Dr Clare Wenham, we understand your struggles of working from home and looking after children ?https://t.co/vXb15EQatL pic.twitter.com/4f3PODtJWA
— BBC News (UK) (@BBCNews) July 1, 2020
It was a truly lovely moment between the three that summed up so much of the daily stresses that both working and non-working parents are going through right now. Children, as empathetic as they can be, rarely comprehend that work, Zoom calls and global pandemics take priority over their woes sometimes. In those situations, another caring parent with a helping hand and an ear immune to crying interruptions, can be all the tonic you need to keep a cool head.
It would have been nice if Deborah Haynes had the chance to have such a moment during her own live interruption yesterday. Haynes, foreign affairs editor at Sky News, was speaking to Sky News host Mark Austin, when her son waltzed into the room enquiring about biscuit rations.
Thank you for the lovely comments after my son’s impromptu appearance mid-live-broadcast.

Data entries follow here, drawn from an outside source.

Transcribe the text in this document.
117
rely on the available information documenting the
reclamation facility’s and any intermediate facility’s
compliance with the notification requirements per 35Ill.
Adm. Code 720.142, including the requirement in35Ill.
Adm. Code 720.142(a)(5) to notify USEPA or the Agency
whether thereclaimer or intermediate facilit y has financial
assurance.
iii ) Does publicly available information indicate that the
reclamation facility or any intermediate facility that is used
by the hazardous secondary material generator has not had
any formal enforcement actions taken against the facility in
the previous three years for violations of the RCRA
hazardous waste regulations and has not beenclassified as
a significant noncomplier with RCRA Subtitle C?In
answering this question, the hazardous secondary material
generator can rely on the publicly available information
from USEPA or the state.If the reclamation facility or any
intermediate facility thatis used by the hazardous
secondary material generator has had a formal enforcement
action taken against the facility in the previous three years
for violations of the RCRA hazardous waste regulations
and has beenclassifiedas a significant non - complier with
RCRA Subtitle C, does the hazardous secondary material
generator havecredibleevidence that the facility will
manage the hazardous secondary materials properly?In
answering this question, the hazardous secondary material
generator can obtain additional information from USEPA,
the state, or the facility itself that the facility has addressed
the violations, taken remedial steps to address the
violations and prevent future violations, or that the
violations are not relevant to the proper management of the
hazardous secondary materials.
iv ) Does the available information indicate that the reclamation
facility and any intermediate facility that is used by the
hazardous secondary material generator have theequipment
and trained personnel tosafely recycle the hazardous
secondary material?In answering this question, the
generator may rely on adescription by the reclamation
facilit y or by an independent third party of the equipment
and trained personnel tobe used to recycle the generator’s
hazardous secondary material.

I can confirm that his high-stakes negotiating skills netted him two chocolate digestives https://t.co/OQRGiMNih2
— Deborah Haynes (@haynesdeborah) July 1, 2020
Haynes, a little embarrassed, granted her son’s wish for two biscuits, but was unfortunately cut off as the show moved on to the next segment. Host Austin seemed a little disillusioned with the debacle, but did defend Haynes as he mentioned that the interruption was indicative of so many parents’ multi-tasking during Covid-19.
The sweetly hilarious TV clips are nothing new for the mothers of the world. They’ve been endlessly multi-tasking, Covid or not, for decades, juggling inquisitive children with pressing work matters, whether that work is in the office or in the home. If nothing else, at least Covid-19 has normalised the need to balance these two equally important factions of our lives, and made us all a bit more comfortable in allowing the two to meet.
In a traditional office meeting, interruptions would be shunned, professionalism would be insisted upon, and a stiff upper lip would be the agreed attitude. When you conduct those same meetings via Zoom from home, suits are swapped for loungewear, phones on silent are swapped for screaming kids and barking dogs, and a stiff upper lip is swapped for sheepish smiles and relaxed reassurances. Sounds like a nicer office to me.